The political life of the Roman Republic was stamped and swayed, not by parties and programmes of a modern and parliamentary character, not by the ostensible opposition between senate and people, optimates and populares, nobiles and novi homines, but by the strife for power, wealth and glory. The contestants were the nobiles among themselves, as individuals or in groups, open in the elections and in the courts of law, or masked by secret intrigue.

==Reception==
Maurice Bowra said in 1939 of Syme's The Roman Revolution: "His work is extraordinarily persuasive and interesting... the best book on Roman history that has appeared for many years".

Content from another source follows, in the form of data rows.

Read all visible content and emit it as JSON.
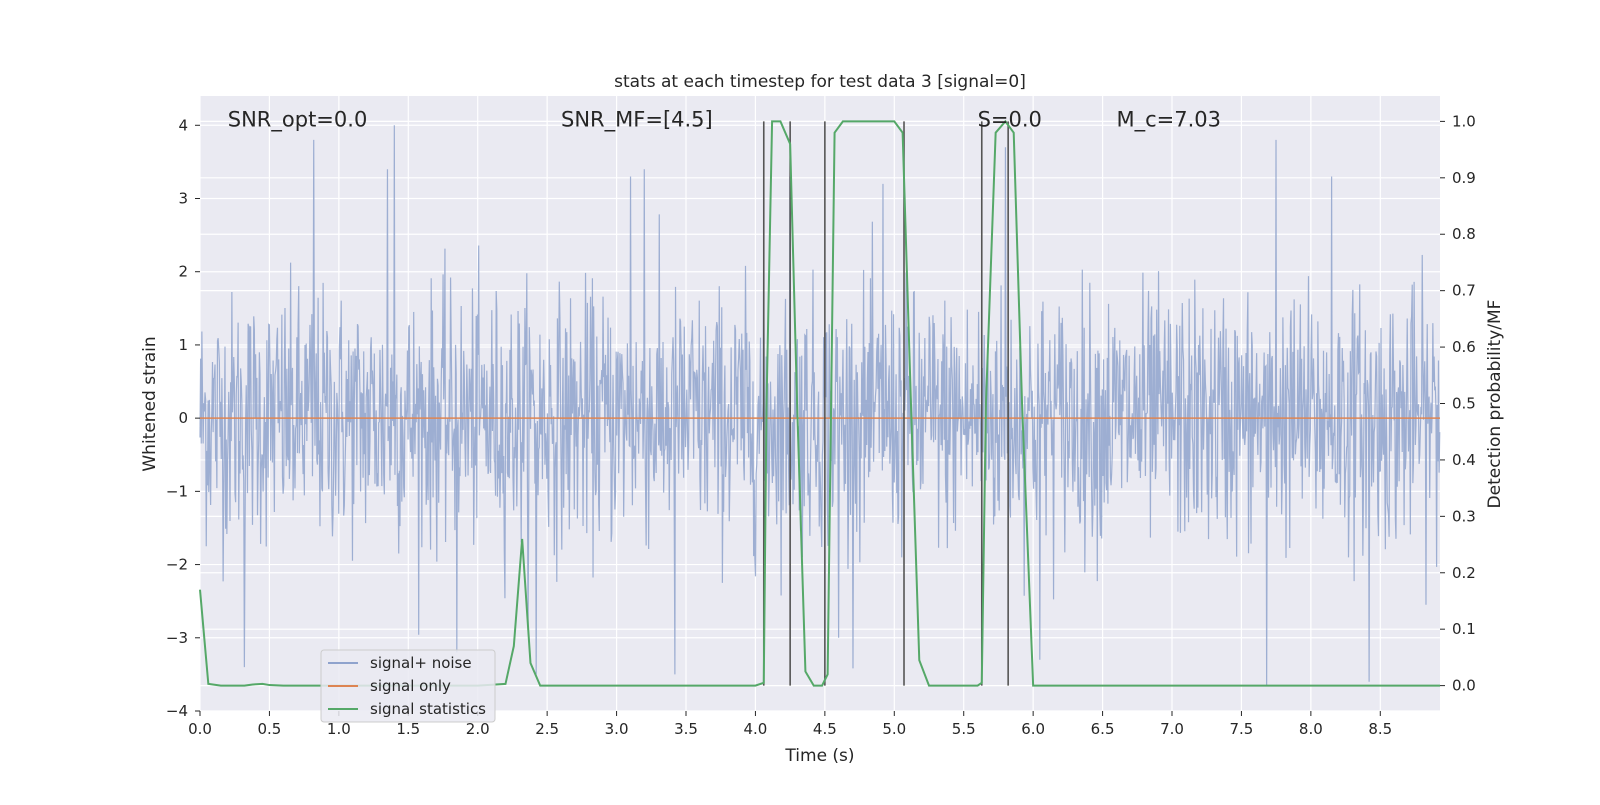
{
  "chart_data": {
    "type": "line",
    "title": "stats at each timestep for test data 3 [signal=0]",
    "xlabel": "Time (s)",
    "ylabel_left": "Whitened strain",
    "ylabel_right": "Detection probability/MF",
    "xlim": [
      0.0,
      9.0
    ],
    "ylim_left": [
      -4.0,
      4.4
    ],
    "ylim_right": [
      -0.045,
      1.045
    ],
    "x_ticks": [
      0.0,
      0.5,
      1.0,
      1.5,
      2.0,
      2.5,
      3.0,
      3.5,
      4.0,
      4.5,
      5.0,
      5.5,
      6.0,
      6.5,
      7.0,
      7.5,
      8.0,
      8.5
    ],
    "x_tick_labels": [
      "0.0",
      "0.5",
      "1.0",
      "1.5",
      "2.0",
      "2.5",
      "3.0",
      "3.5",
      "4.0",
      "4.5",
      "5.0",
      "5.5",
      "6.0",
      "6.5",
      "7.0",
      "7.5",
      "8.0",
      "8.5"
    ],
    "y_left_ticks": [
      -4,
      -3,
      -2,
      -1,
      0,
      1,
      2,
      3,
      4
    ],
    "y_left_tick_labels": [
      "−4",
      "−3",
      "−2",
      "−1",
      "0",
      "1",
      "2",
      "3",
      "4"
    ],
    "y_right_ticks": [
      0.0,
      0.1,
      0.2,
      0.3,
      0.4,
      0.5,
      0.6,
      0.7,
      0.8,
      0.9,
      1.0
    ],
    "y_right_tick_labels": [
      "0.0",
      "0.1",
      "0.2",
      "0.3",
      "0.4",
      "0.5",
      "0.6",
      "0.7",
      "0.8",
      "0.9",
      "1.0"
    ],
    "grid": true,
    "legend_position": "lower-left",
    "annotations": [
      {
        "text": "SNR_opt=0.0",
        "x": 0.2,
        "y": 4.0
      },
      {
        "text": "SNR_MF=[4.5]",
        "x": 2.6,
        "y": 4.0
      },
      {
        "text": "S=0.0",
        "x": 5.6,
        "y": 4.0
      },
      {
        "text": "M_c=7.03",
        "x": 6.6,
        "y": 4.0
      }
    ],
    "series": [
      {
        "name": "signal+ noise",
        "axis": "left",
        "color": "#8fa3cd",
        "style": "dense-noise",
        "sigma": 0.85,
        "max_abs": 4.0,
        "sample_step": 0.0045,
        "peaks": [
          {
            "x": 0.82,
            "y": 3.8
          },
          {
            "x": 1.4,
            "y": 4.0
          },
          {
            "x": 1.35,
            "y": 3.4
          },
          {
            "x": 3.2,
            "y": 3.4
          },
          {
            "x": 3.1,
            "y": 3.3
          },
          {
            "x": 4.25,
            "y": 3.3
          },
          {
            "x": 4.92,
            "y": 3.2
          },
          {
            "x": 5.8,
            "y": 3.7
          },
          {
            "x": 7.75,
            "y": 3.8
          },
          {
            "x": 8.15,
            "y": 3.3
          },
          {
            "x": 0.32,
            "y": -3.4
          },
          {
            "x": 2.42,
            "y": -3.5
          },
          {
            "x": 3.42,
            "y": -3.5
          },
          {
            "x": 7.68,
            "y": -3.65
          },
          {
            "x": 8.42,
            "y": -3.6
          },
          {
            "x": 6.05,
            "y": -3.3
          },
          {
            "x": 4.6,
            "y": -3.0
          },
          {
            "x": 1.85,
            "y": -3.2
          }
        ]
      },
      {
        "name": "signal only",
        "axis": "left",
        "color": "#dd8452",
        "x": [
          0.0,
          9.0
        ],
        "y": [
          0.0,
          0.0
        ]
      },
      {
        "name": "signal statistics",
        "axis": "right",
        "color": "#55a868",
        "x": [
          0.0,
          0.06,
          0.15,
          0.25,
          0.32,
          0.38,
          0.45,
          0.5,
          0.6,
          0.8,
          1.0,
          1.5,
          2.0,
          2.2,
          2.26,
          2.32,
          2.38,
          2.45,
          2.55,
          3.0,
          3.5,
          4.0,
          4.06,
          4.08,
          4.12,
          4.18,
          4.25,
          4.3,
          4.36,
          4.42,
          4.48,
          4.52,
          4.57,
          4.63,
          4.7,
          4.8,
          5.0,
          5.06,
          5.12,
          5.18,
          5.25,
          5.4,
          5.6,
          5.63,
          5.66,
          5.73,
          5.8,
          5.86,
          5.92,
          6.0,
          6.5,
          7.0,
          7.5,
          8.0,
          8.5,
          9.0
        ],
        "y": [
          0.17,
          0.003,
          0.0,
          0.0,
          0.0,
          0.002,
          0.003,
          0.001,
          0.0,
          0.0,
          0.0,
          0.0,
          0.0,
          0.003,
          0.07,
          0.26,
          0.04,
          0.0,
          0.0,
          0.0,
          0.0,
          0.0,
          0.005,
          0.5,
          1.0,
          1.0,
          0.96,
          0.5,
          0.025,
          0.0,
          0.0,
          0.02,
          0.98,
          1.0,
          1.0,
          1.0,
          1.0,
          0.98,
          0.5,
          0.045,
          0.0,
          0.0,
          0.0,
          0.005,
          0.5,
          0.98,
          1.0,
          0.98,
          0.5,
          0.0,
          0.0,
          0.0,
          0.0,
          0.0,
          0.0,
          0.0
        ]
      }
    ],
    "vertical_lines": {
      "color": "#555555",
      "x": [
        4.06,
        4.25,
        4.5,
        5.07,
        5.63,
        5.82
      ],
      "y_range": [
        0.0,
        1.0
      ]
    }
  },
  "legend": {
    "items": [
      {
        "label": "signal+ noise",
        "color": "#8fa3cd"
      },
      {
        "label": "signal only",
        "color": "#dd8452"
      },
      {
        "label": "signal statistics",
        "color": "#55a868"
      }
    ]
  },
  "colors": {
    "plot_background": "#eaeaf2",
    "grid": "#ffffff",
    "text": "#262626"
  }
}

Syme's conclusion of inevitability is less strongly supported than his elucidation of the takeover process, since at each point we see that Augustus is exercising his free choice, albeit for what he sees as the good of his country. In The Last Generation of the Roman Republic (1974), Erich Gruen offered an opposing point of view, arguing that the traditional view of the Republic's decay is not actually supported by the objective evidence.

==Editions==
The Roman Revolution has been reprinted regularly by OUP since its first appearance, most recently in 2002 (ISBN 0-19-280320-4). (Corrections to the text were made by the author in 1952 and 1956.)

A revised German translation was published by Klett-Cotta in 2003 (Die römische Revolution).

The Italian edition was first published by Einaudi in 1962, with an introduction by Arnaldo Momigliano. A new, revised edition was published in 2014, with an introduction by Giusto Traina (ISBN 9788806221638).

A Korean translation in two volumes was published by Hangilsa Publishing Co. in 2006 (with the introduction by translators, Seung-il Hur and Duk-su Kim) (『로마혁명사 1』ISBN 978-8935656196 and『로마혁명사 2』ISBN 978-8935656202)

A new English edition, with an introduction by G.W. Bowersock, was published by the Folio Society in June, 2009.

A Japanese translation in two volumes was published by Iwanami Shoten in 2013 (with the second edition's pagination printed in margin and the original index rendered in Japanese included) (『ローマ革命（上）』ISBN 978-4000025980 and『ローマ革命（下）』ISBN 978-4000025997).